Additionally, it is worth noting that the Clean Air Act has a successful and proven track record dating back to 1970. In 1990, the Act was revised with overwhelming bipartisan support and signed into law by President Bush.  Here are some impressive Clean Air Act successes:

Better air quality, better health protection

  • Since 1990, emissions of six common pollutants are down 41%, while gross domestic product has grown 64%.  Emissions of volatile organic compounds have dropped 31%, carbon monoxide dropped 46% and sulfur dioxide dropped 50%.  
  • The air in our nation’s cities is substantially cleaner than in 1990.  Data from 2005-2007 show ozone air quality improved in 99 of the 104 areas designated to be in non-attainment for the ozone NAAQS.  
  • Nearly the entire country is meeting air quality targets set years ago for carbon monoxide, nitrogen oxides and sulfur dioxide.
  • Lead levels in ambient air are 91% lower than in 1980, greatly reducing the number of children with IQs below 70 as a result of dirty air.   

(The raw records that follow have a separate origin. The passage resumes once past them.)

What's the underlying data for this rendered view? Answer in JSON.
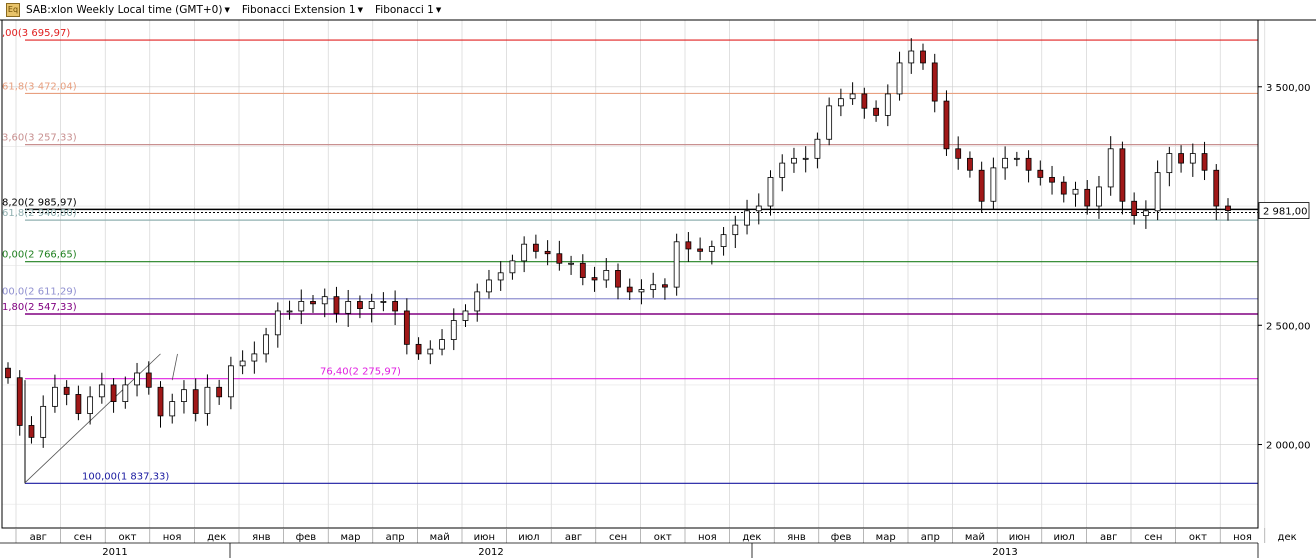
{
  "toolbar": {
    "symbol_label": "SAB:xlon Weekly Local time (GMT+0)",
    "indicator1_label": "Fibonacci Extension 1",
    "indicator2_label": "Fibonacci 1",
    "app_icon": "chart-app-icon"
  },
  "colors": {
    "up_candle": "#ffffff",
    "down_candle": "#a01818",
    "grid": "#cccccc",
    "price_marker_bg": "#ffffff"
  },
  "price_axis": {
    "ticks": [
      "3 500,00",
      "2 500,00",
      "2 000,00"
    ],
    "current_price_label": "2 981,00",
    "current_price": 2981
  },
  "fib_levels": [
    {
      "label": ",00(3 695,97)",
      "price": 3695.97,
      "color": "#e02020"
    },
    {
      "label": "61,8(3 472,04)",
      "price": 3472.04,
      "color": "#e8a080"
    },
    {
      "label": "3,60(3 257,33)",
      "price": 3257.33,
      "color": "#c89090"
    },
    {
      "label": "8,20(2 985,97)",
      "price": 2985.97,
      "color": "#000000"
    },
    {
      "label": "61,8(2 940,80)",
      "price": 2940.8,
      "color": "#90b0b0"
    },
    {
      "label": "0,00(2 766,65)",
      "price": 2766.65,
      "color": "#208020"
    },
    {
      "label": "00,0(2 611,29)",
      "price": 2611.29,
      "color": "#9090d0"
    },
    {
      "label": "1,80(2 547,33)",
      "price": 2547.33,
      "color": "#800080"
    },
    {
      "label": "76,40(2 275,97)",
      "price": 2275.97,
      "color": "#e020e0"
    },
    {
      "label": "100,00(1 837,33)",
      "price": 1837.33,
      "color": "#1a1aa0"
    }
  ],
  "time_axis": {
    "months": [
      "авг",
      "сен",
      "окт",
      "ноя",
      "дек",
      "янв",
      "фев",
      "мар",
      "апр",
      "май",
      "июн",
      "июл",
      "авг",
      "сен",
      "окт",
      "ноя",
      "дек",
      "янв",
      "фев",
      "мар",
      "апр",
      "май",
      "июн",
      "июл",
      "авг",
      "сен",
      "окт",
      "ноя",
      "дек"
    ],
    "years": [
      "2011",
      "2012",
      "2013"
    ]
  },
  "chart_data": {
    "type": "candlestick",
    "title": "SAB:xlon Weekly Local time (GMT+0)",
    "ylim": [
      1650,
      3780
    ],
    "y_ticks": [
      2000,
      2500,
      3500
    ],
    "grid": true,
    "close_prices": [
      2280,
      2080,
      2030,
      2160,
      2240,
      2210,
      2130,
      2200,
      2250,
      2180,
      2250,
      2300,
      2240,
      2120,
      2180,
      2230,
      2130,
      2240,
      2200,
      2330,
      2350,
      2380,
      2460,
      2560,
      2560,
      2600,
      2590,
      2620,
      2550,
      2600,
      2570,
      2600,
      2600,
      2560,
      2420,
      2380,
      2400,
      2440,
      2520,
      2560,
      2640,
      2690,
      2720,
      2770,
      2840,
      2810,
      2800,
      2760,
      2760,
      2700,
      2690,
      2730,
      2660,
      2640,
      2650,
      2670,
      2660,
      2850,
      2820,
      2810,
      2830,
      2880,
      2920,
      2980,
      3000,
      3120,
      3180,
      3200,
      3200,
      3280,
      3420,
      3450,
      3470,
      3410,
      3380,
      3470,
      3600,
      3650,
      3600,
      3440,
      3240,
      3200,
      3150,
      3020,
      3160,
      3200,
      3200,
      3150,
      3120,
      3100,
      3050,
      3070,
      3000,
      3080,
      3240,
      3020,
      2960,
      2980,
      3140,
      3220,
      3180,
      3220,
      3150,
      3000,
      2981
    ],
    "swing_lines": [
      [
        0,
        1840
      ],
      [
        13,
        2380
      ],
      [
        14,
        2270
      ]
    ]
  }
}
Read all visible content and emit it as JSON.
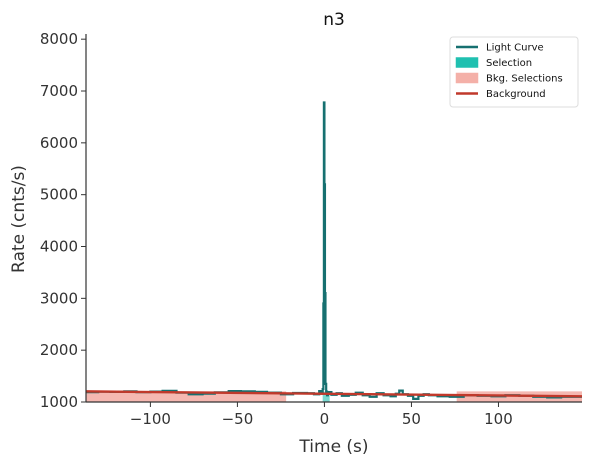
{
  "chart_data": {
    "type": "line",
    "title": "n3",
    "xlabel": "Time (s)",
    "ylabel": "Rate (cnts/s)",
    "xlim": [
      -137,
      148
    ],
    "ylim": [
      1000,
      8100
    ],
    "x_ticks": [
      -100,
      -50,
      0,
      50,
      100
    ],
    "x_tick_labels": [
      "−100",
      "−50",
      "0",
      "50",
      "100"
    ],
    "y_ticks": [
      1000,
      2000,
      3000,
      4000,
      5000,
      6000,
      7000,
      8000
    ],
    "y_tick_labels": [
      "1000",
      "2000",
      "3000",
      "4000",
      "5000",
      "6000",
      "7000",
      "8000"
    ],
    "grid": false,
    "legend_position": "top-right",
    "legend": [
      {
        "label": "Light Curve",
        "kind": "line",
        "color": "#167070"
      },
      {
        "label": "Selection",
        "kind": "patch",
        "color": "#20c0b0"
      },
      {
        "label": "Bkg. Selections",
        "kind": "patch",
        "color": "#f4b0a8"
      },
      {
        "label": "Background",
        "kind": "line",
        "color": "#c0392b"
      }
    ],
    "series": [
      {
        "name": "Light Curve",
        "style": "steps",
        "color": "#167070",
        "x": [
          -137,
          -130,
          -123,
          -115,
          -108,
          -100,
          -93,
          -85,
          -78,
          -70,
          -63,
          -55,
          -48,
          -40,
          -33,
          -25,
          -18,
          -10,
          -6,
          -3,
          -2,
          -1,
          -0.6,
          -0.3,
          0,
          0.3,
          0.6,
          1,
          1.5,
          2,
          4,
          7,
          10,
          14,
          18,
          22,
          26,
          30,
          34,
          38,
          41,
          43,
          45,
          48,
          51,
          54,
          57,
          60,
          65,
          72,
          80,
          88,
          96,
          104,
          112,
          120,
          128,
          136,
          148
        ],
        "y": [
          1190,
          1200,
          1195,
          1205,
          1190,
          1200,
          1215,
          1180,
          1150,
          1160,
          1185,
          1210,
          1205,
          1195,
          1180,
          1150,
          1175,
          1170,
          1150,
          1210,
          1160,
          1250,
          2900,
          6780,
          5200,
          3100,
          1350,
          1200,
          1130,
          1190,
          1140,
          1170,
          1120,
          1140,
          1180,
          1130,
          1100,
          1170,
          1130,
          1110,
          1160,
          1220,
          1150,
          1120,
          1060,
          1120,
          1150,
          1130,
          1110,
          1100,
          1130,
          1120,
          1110,
          1130,
          1120,
          1100,
          1090,
          1100,
          1100
        ]
      },
      {
        "name": "Background",
        "style": "line",
        "color": "#c0392b",
        "x": [
          -137,
          148
        ],
        "y": [
          1205,
          1110
        ]
      }
    ],
    "selection": {
      "name": "Selection",
      "color": "#20c0b0",
      "x_range": [
        -1,
        3
      ]
    },
    "bkg_selections": {
      "name": "Bkg. Selections",
      "color": "#f4b0a8",
      "ranges": [
        [
          -137,
          -22
        ],
        [
          76,
          148
        ]
      ]
    }
  }
}
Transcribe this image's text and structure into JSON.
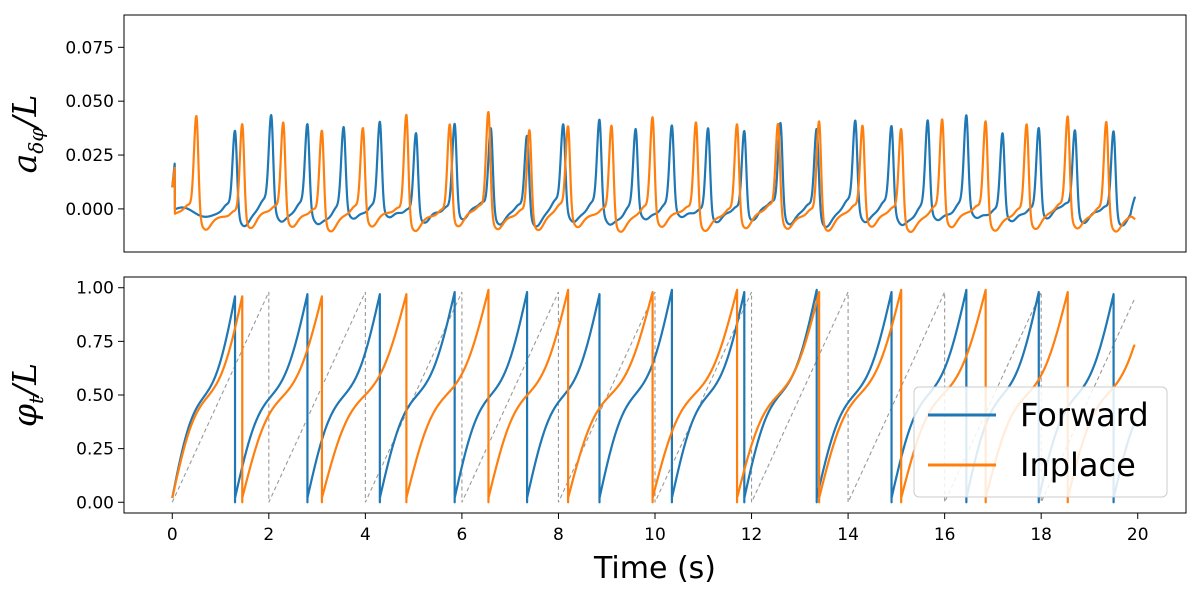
{
  "chart_data": [
    {
      "type": "line",
      "panel": "top",
      "ylabel": "a_δφ/L",
      "ylabel_main": "a",
      "ylabel_sub": "δφ",
      "ylabel_tail": "/L",
      "xlabel": "",
      "xlim": [
        -1,
        21
      ],
      "ylim": [
        -0.02,
        0.09
      ],
      "yticks": [
        0.0,
        0.025,
        0.05,
        0.075
      ],
      "ytick_labels": [
        "0.000",
        "0.025",
        "0.050",
        "0.075"
      ],
      "show_xticks": false,
      "series": [
        {
          "name": "Forward",
          "color": "#1f77b4",
          "kind": "spikes",
          "peak_times": [
            1.3,
            2.05,
            2.8,
            3.55,
            4.3,
            5.05,
            5.85,
            6.6,
            7.35,
            8.1,
            8.85,
            9.6,
            10.35,
            11.1,
            11.85,
            12.6,
            13.35,
            14.15,
            14.9,
            15.65,
            16.45,
            17.2,
            17.95,
            18.7,
            19.5
          ],
          "peak_values": [
            0.037,
            0.041,
            0.038,
            0.037,
            0.039,
            0.037,
            0.04,
            0.038,
            0.035,
            0.037,
            0.04,
            0.036,
            0.037,
            0.039,
            0.037,
            0.04,
            0.038,
            0.039,
            0.037,
            0.04,
            0.041,
            0.036,
            0.038,
            0.037,
            0.038
          ],
          "baseline": -0.002,
          "end_value": 0.006
        },
        {
          "name": "Inplace",
          "color": "#ff7f0e",
          "kind": "spikes",
          "peak_times": [
            0.5,
            1.45,
            2.3,
            3.1,
            3.95,
            4.85,
            5.75,
            6.55,
            7.4,
            8.2,
            9.1,
            9.95,
            10.85,
            11.7,
            12.55,
            13.4,
            14.3,
            15.1,
            15.95,
            16.85,
            17.7,
            18.55,
            19.35
          ],
          "peak_values": [
            0.043,
            0.041,
            0.04,
            0.038,
            0.037,
            0.045,
            0.04,
            0.045,
            0.038,
            0.037,
            0.04,
            0.042,
            0.041,
            0.04,
            0.039,
            0.042,
            0.038,
            0.038,
            0.041,
            0.041,
            0.04,
            0.042,
            0.041
          ],
          "baseline": -0.004,
          "end_value": -0.005
        }
      ]
    },
    {
      "type": "line",
      "panel": "bottom",
      "ylabel": "φ_t/L",
      "ylabel_main": "φ",
      "ylabel_sub": "t",
      "ylabel_tail": "/L",
      "xlabel": "Time (s)",
      "xlim": [
        -1,
        21
      ],
      "ylim": [
        -0.05,
        1.05
      ],
      "xticks": [
        0,
        2,
        4,
        6,
        8,
        10,
        12,
        14,
        16,
        18,
        20
      ],
      "xtick_labels": [
        "0",
        "2",
        "4",
        "6",
        "8",
        "10",
        "12",
        "14",
        "16",
        "18",
        "20"
      ],
      "yticks": [
        0.0,
        0.25,
        0.5,
        0.75,
        1.0
      ],
      "ytick_labels": [
        "0.00",
        "0.25",
        "0.50",
        "0.75",
        "1.00"
      ],
      "legend": {
        "placement": "bottom-right",
        "entries": [
          "Forward",
          "Inplace"
        ]
      },
      "series": [
        {
          "name": "Forward",
          "color": "#1f77b4",
          "kind": "sawtooth",
          "reset_times": [
            0,
            1.3,
            2.8,
            4.3,
            5.85,
            7.35,
            8.85,
            10.35,
            11.85,
            13.35,
            14.9,
            16.45,
            17.95,
            19.5
          ],
          "peak_values": [
            0.96,
            0.97,
            0.97,
            0.98,
            0.98,
            0.97,
            0.99,
            0.98,
            0.99,
            0.98,
            0.99,
            0.98,
            0.97
          ],
          "end_value": 0.86
        },
        {
          "name": "Inplace",
          "color": "#ff7f0e",
          "kind": "sawtooth",
          "reset_times": [
            0,
            1.45,
            3.1,
            4.85,
            6.55,
            8.2,
            9.95,
            11.7,
            13.4,
            15.1,
            16.85,
            18.55
          ],
          "peak_values": [
            0.96,
            0.96,
            0.97,
            0.99,
            0.99,
            0.98,
            0.99,
            0.98,
            0.99,
            0.99,
            0.98,
            1.0
          ],
          "end_value": 0.73
        },
        {
          "name": "reference",
          "color": "#999999",
          "kind": "linear-reset",
          "period": 2,
          "peak_value": 0.98,
          "dashed": true
        }
      ]
    }
  ]
}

Cleaner cars, trucks and transportation

  • Today's new cars, light trucks, and heavy-duty diesel engines are up to 95 percent cleaner than past models, and new non-road engines such as those used in construction and agriculture have 90 percent less particulate matter and nitrogen oxide emissions.  These significant reductions have been achieved through recent CAA rules for cleaner fuels and cleaner engines.  
  • Cumulatively, these standards will prevent more than 26,000 premature deaths, 19,000 hospitalizations, and 3.2 million work days lost.  The benefits of these emissions reductions have far exceeded the costs, although at the time of the 1990 amendments some had claimed that reductions of this magnitude would be infeasible.  For example, when fully implemented in 2030, EPA's vehicle and fuel rules will produce $186 billion in air quality and health benefits, with only $11 billion in costs, a nearly 16-to-1 benefit/cost ratio.  Certain rules have been found to be even more cost-effective, including EPA's Nonroad Diesel Tier 4 rule, which boasts a 40-to-1 benefit ratio.

 Combating acid rain

  • Acid deposition has decreased by more than 30 percent in much of the Midwest and Northeast since 1990 under a cap-and-trade program for power plants.   This has dramatically reduced fine particle levels with benefits including about 19,000 incidences of premature mortality avoided (lives saved) annually in the US, and 1,000 in Canada .  Reducing acid rain has significantly reduced damage to water quality in lakes and streams, and healthier ecosystems and forests. The benefits of the acid rain program outweigh the costs by 40-to-1.

Reducing skin cancers by protecting the ozone layer

  • The phaseout of the most harmful ozone-depleting chemicals, including CFC and halons will reduce U.S. incidences of non-melanoma skin cancer by 295 million during the period 1989 through 2075, as well as protect people from immune system suppression and eye damage leading to cataracts.

Reducing industrial toxic air pollution

  • Rules issued since 1990 are expected to reduce toxic emissions from industry by 1.5 million tons a year -- many times the reductions achieved in the previous 20 years.  These air toxics rules for chemical plants, oil refineries, aerospace manufacturing and other industries also are achieving large reductions in smog-forming VOCs and particulates. Monitoring networks are extensive enough to determine that outdoor air concentrations of benzene, a carcinogen, decreased 55 percent between 1994 and 2007.

Lastly, it should be pointed out that these successes are cost-effective. The EPA valued the total health benefits through 1990 at $22.2 trillion dollars and the total compliance costs over the same years at $0.5 trillion. That’s a savings of $21.7 billion dollars over the first 20 years of the Act’s existence.